A woman from Indiana has allegedly told someone that with the help of an Apple AirTag, she stalked a man and killed him because he was cheating on her. This is an appalling aspect of the role of gadgets in the realm of domestic violence and privacy invasion.
Reports say that the 26-year-old woman allegedly told a bystander that she’d found her boyfriend at a local pub. She found it after tracking him through Apple AirTag, which is an Apple gadget that acts as an easy geotracker.
The woman then fatally ran over the man with her motor vehicle, according to the cops, after she found him inside the pub with another woman.
Further details are yet to be revealed. This demonstrates how GPS tracking can turn a dark side. These are cheap and easy to buy online, to menace, surveil, or attack other people.
In December, for example, an Arkansas woman described her shock at finding the $29 piece of Apple hardware taped to the trunk of her car after her phone informed her that there was an AirTag somewhere nearby.
The failsafe worked in that case, and the woman was able to quickly remove the tracking device as soon as she found it.

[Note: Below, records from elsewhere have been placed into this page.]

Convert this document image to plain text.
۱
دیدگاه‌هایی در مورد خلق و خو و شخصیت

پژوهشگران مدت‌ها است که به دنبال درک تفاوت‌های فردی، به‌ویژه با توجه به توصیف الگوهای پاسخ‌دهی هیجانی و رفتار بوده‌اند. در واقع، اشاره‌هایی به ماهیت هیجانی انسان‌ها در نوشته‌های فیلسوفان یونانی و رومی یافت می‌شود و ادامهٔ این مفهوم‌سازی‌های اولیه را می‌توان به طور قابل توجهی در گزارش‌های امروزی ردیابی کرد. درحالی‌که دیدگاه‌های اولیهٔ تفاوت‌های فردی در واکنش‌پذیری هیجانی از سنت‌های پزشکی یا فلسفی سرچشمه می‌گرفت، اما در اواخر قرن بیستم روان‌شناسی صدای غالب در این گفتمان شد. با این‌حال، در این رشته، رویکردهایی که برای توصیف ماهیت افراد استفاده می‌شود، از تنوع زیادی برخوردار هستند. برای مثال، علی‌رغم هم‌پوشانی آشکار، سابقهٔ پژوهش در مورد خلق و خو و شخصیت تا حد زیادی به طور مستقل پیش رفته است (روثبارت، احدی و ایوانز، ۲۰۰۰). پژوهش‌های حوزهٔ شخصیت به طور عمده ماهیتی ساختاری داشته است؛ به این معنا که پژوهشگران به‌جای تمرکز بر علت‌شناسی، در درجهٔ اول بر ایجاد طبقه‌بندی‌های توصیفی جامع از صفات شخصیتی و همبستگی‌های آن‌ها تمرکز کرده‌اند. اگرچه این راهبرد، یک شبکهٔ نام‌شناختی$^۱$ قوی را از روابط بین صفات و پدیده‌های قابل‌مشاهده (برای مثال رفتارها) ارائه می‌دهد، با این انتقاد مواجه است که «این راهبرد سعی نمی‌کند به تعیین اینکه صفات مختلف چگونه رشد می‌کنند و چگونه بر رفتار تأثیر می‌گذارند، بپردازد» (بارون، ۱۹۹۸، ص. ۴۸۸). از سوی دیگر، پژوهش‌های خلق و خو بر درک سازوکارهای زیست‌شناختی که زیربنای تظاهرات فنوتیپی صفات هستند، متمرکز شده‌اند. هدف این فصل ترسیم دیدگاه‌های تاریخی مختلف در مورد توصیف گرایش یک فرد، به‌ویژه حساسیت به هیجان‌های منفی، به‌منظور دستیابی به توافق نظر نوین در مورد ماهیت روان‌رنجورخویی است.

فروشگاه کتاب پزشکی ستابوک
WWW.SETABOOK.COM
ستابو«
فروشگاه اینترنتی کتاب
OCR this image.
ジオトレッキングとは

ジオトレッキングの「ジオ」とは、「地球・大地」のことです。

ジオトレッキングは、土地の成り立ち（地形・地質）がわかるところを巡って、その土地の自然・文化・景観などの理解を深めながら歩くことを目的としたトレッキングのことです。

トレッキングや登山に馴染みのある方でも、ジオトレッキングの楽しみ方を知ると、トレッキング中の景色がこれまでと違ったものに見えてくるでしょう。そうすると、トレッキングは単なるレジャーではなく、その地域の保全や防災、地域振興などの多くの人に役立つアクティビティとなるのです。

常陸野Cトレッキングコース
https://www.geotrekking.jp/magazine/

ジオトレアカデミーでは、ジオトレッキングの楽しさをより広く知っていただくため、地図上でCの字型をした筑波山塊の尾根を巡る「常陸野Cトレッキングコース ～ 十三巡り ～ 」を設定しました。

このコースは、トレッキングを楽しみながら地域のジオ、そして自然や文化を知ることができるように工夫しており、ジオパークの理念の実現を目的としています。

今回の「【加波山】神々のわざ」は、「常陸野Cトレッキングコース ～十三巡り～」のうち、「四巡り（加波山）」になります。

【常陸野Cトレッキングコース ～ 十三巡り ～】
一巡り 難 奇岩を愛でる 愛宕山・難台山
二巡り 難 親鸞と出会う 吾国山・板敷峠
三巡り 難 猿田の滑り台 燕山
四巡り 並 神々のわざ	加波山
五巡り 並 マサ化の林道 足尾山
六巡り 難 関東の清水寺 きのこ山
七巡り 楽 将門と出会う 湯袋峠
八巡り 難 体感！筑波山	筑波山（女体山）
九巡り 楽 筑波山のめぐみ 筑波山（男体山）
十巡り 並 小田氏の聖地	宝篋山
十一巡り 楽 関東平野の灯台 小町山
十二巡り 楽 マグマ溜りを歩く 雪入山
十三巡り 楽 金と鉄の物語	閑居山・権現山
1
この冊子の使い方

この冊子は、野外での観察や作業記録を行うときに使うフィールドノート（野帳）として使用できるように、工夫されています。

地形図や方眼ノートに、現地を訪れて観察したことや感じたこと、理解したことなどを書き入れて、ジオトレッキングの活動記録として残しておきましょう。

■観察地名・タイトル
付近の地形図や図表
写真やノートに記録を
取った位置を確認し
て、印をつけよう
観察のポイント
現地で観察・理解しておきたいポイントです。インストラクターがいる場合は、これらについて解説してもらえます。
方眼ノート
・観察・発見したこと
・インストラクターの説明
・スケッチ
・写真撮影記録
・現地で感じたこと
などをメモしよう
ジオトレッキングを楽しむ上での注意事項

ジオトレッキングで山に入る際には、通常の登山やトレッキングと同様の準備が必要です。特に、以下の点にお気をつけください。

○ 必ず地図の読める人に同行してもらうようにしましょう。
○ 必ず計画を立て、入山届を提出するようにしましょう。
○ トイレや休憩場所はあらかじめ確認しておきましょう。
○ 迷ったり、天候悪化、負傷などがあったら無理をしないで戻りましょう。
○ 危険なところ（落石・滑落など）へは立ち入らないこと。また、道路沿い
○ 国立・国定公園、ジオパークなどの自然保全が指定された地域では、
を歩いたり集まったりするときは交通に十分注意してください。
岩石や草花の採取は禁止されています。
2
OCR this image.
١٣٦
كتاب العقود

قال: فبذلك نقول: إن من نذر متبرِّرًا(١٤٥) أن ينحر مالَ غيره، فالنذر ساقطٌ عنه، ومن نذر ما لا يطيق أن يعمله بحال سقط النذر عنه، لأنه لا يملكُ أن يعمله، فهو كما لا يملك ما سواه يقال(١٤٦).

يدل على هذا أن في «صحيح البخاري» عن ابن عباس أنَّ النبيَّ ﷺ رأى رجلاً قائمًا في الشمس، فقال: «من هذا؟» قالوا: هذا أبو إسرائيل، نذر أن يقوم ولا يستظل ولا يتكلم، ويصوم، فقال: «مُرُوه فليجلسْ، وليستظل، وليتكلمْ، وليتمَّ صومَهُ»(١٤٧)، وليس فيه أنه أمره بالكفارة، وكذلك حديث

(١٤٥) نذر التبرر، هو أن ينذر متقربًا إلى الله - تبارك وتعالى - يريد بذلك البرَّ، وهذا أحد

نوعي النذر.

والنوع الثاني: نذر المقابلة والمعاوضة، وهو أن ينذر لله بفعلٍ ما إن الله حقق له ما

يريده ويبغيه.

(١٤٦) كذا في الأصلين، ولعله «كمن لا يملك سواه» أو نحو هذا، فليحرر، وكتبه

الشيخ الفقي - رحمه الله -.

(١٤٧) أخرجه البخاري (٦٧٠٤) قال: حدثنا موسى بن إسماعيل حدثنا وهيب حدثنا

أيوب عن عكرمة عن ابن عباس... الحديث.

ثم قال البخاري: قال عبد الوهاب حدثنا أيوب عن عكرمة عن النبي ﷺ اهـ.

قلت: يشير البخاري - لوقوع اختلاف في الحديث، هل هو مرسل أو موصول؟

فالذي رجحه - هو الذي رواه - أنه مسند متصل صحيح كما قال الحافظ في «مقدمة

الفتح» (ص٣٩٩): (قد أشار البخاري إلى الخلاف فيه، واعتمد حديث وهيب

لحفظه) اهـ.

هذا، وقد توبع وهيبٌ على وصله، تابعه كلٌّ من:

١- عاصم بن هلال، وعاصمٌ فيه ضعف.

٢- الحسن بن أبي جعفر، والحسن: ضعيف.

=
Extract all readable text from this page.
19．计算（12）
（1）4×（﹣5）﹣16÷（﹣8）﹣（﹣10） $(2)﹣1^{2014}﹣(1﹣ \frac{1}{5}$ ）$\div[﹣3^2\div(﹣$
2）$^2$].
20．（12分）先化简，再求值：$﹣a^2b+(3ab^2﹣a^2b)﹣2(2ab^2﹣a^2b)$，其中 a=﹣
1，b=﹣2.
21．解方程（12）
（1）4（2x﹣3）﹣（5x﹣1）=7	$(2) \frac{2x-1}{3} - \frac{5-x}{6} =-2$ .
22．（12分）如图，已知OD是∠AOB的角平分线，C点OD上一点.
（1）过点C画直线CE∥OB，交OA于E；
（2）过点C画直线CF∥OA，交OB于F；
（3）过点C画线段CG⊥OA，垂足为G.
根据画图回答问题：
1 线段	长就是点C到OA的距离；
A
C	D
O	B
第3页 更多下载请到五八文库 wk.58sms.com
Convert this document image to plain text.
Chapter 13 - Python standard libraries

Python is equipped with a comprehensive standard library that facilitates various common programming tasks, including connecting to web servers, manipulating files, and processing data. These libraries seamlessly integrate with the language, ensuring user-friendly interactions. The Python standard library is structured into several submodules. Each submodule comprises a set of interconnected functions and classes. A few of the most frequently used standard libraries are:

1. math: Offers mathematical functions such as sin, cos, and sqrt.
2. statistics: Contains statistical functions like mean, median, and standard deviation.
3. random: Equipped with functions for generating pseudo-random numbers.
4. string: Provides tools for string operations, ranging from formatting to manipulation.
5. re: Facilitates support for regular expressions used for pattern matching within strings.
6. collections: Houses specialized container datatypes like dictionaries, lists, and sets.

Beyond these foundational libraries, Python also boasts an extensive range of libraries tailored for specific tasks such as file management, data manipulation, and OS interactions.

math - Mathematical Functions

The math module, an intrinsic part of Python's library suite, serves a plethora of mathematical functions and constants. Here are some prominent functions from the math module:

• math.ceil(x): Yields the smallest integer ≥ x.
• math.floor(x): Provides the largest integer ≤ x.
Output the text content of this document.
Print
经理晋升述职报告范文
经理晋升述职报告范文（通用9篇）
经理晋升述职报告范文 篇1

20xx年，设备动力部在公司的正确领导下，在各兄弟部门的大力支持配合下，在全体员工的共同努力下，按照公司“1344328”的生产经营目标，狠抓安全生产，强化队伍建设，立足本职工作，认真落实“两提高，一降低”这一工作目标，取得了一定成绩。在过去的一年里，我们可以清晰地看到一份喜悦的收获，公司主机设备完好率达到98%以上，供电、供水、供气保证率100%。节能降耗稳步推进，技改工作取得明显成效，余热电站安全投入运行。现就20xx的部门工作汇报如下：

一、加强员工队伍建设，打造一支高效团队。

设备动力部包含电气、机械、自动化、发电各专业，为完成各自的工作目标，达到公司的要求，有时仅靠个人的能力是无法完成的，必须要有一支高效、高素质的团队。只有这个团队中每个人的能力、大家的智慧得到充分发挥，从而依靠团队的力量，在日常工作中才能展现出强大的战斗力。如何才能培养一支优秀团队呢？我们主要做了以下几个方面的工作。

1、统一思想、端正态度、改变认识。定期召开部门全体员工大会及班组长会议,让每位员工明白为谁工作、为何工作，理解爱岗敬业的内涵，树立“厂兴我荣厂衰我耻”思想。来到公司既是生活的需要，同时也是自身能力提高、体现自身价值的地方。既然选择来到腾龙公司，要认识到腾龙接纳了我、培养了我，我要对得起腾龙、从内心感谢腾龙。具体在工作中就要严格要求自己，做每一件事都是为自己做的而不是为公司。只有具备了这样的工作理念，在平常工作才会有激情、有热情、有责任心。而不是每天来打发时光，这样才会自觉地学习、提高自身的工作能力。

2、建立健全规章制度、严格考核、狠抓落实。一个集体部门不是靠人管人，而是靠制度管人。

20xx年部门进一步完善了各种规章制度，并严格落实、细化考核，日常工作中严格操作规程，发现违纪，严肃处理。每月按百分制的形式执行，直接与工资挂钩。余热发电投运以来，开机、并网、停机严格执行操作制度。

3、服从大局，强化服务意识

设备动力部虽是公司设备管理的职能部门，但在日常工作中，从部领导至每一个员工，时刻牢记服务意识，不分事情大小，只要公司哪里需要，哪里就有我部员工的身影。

However, AirTags can generally only be tracked by iPhones, so if the person being tracked is not an iPhone owner or if the device isn’t manufactured by Apple, they won’t be informed the way the Arkansas woman was.
In a February statement about the safety issues, Apple said that it would work with law enforcement to bypass AirTag stalking. It also said it would issue a popup warning that people who misuse AirTags to track people without consent may be prosecuted and that the device “is designed to be detected by victims.”